What we can learn from these insights today
CVS remains a difficult diagnostic problem and there is as yet no one defining criterion for its diagnosis. Diagnosis depends on a characteristic clinical history and the elimination of other causes for episodic vomiting. A family history of sickness may be helpful in making a diagnosis and should include inquiry into both paternal and maternal illnesses. Rather than just episodic nausea and vomiting and migraine headache, other symptoms may be relevant. These include additional gastrointestinal symptoms such as occur with irritable bowel syndrome, heat and cold intolerance, palpitations, fibromyalgia and abnormal fatigue, excessive motion sickness and persistent vomiting during pregnancy. Darwin’s illness and the illnesses of his other family members show how the one defect in mitochondrial function may produce much variation in symptoms. Mitochondrial function may be measured and the common abnormalities of mtDNA can be detected.

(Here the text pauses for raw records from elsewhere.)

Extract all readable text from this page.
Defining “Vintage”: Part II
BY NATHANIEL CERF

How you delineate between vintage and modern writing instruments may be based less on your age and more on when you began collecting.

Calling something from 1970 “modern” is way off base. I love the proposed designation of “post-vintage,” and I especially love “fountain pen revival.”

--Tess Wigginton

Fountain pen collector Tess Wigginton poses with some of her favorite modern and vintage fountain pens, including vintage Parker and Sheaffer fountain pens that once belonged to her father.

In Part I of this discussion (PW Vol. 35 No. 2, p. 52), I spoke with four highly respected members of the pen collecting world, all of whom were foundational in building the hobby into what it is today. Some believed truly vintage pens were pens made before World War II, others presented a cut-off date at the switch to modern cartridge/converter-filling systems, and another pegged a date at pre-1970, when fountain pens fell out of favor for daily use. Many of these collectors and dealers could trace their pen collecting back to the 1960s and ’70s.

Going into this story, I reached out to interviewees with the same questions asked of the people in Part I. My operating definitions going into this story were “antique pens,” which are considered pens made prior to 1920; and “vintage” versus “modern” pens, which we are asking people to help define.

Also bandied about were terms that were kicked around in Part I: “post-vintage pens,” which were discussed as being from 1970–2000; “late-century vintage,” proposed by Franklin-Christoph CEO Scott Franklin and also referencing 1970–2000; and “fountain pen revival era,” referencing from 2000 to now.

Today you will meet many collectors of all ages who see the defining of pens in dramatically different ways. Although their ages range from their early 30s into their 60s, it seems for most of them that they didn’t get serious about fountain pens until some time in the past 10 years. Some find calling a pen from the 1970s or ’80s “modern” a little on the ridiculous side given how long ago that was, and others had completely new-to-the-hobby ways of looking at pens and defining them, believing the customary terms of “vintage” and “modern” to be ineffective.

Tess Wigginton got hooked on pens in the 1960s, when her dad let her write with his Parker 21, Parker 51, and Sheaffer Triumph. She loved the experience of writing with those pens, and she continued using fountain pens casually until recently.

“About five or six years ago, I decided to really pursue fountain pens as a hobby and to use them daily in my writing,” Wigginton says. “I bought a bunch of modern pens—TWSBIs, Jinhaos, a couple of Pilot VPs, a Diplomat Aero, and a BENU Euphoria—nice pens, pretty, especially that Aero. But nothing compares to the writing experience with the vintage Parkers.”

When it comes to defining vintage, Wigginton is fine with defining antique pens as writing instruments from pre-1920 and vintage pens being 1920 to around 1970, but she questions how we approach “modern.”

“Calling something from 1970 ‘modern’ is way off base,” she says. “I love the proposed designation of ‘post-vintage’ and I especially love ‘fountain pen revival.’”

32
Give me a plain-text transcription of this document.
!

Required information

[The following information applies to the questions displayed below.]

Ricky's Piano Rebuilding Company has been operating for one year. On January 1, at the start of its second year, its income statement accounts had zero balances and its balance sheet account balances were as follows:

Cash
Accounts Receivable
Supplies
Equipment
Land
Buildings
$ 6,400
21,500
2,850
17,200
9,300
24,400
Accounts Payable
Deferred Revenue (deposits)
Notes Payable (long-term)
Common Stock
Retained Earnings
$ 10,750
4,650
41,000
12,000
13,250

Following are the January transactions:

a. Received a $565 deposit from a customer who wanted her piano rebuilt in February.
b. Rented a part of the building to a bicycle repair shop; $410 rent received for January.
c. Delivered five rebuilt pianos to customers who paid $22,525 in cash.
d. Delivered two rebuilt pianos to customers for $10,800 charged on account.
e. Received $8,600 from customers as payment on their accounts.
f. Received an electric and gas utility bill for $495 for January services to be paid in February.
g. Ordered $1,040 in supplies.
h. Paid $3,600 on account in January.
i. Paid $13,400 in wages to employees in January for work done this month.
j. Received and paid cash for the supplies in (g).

Circulating peptide hormone levels may also be measured, although these tests are not widely available. It would be of great interest to know what these levels are in patients, both when they are free of symptoms and during an attack. From his symptoms, it would seem that Darwin’s somatostatin levels may have been deficient some hours after a meal. We cannot measure Darwin’s levels but we are able to measure levels in patients today. If these levels are low, synthetic somatostatin (octeotride) administration could improve symptoms.
A study of Darwin’s illness shows the variety of symptoms – symptoms that include typical CVS events – that may occur with the one mtDNA mutation. His illness suggests ways in which this distressing disorder could be more specifically investigated and even indicates new treatment modalities. In summary, Darwin and his illness may still teach us more about our own biology.
Hayman, John (2013) ‘Charles Darwin’s Mitochondria’, Genetics, 194, (1), pp 21-25.
(A more in depth discussion about the A3243G mtDNA mutation and its suspected role in the conditions suffered by Charles Darwin and his family.)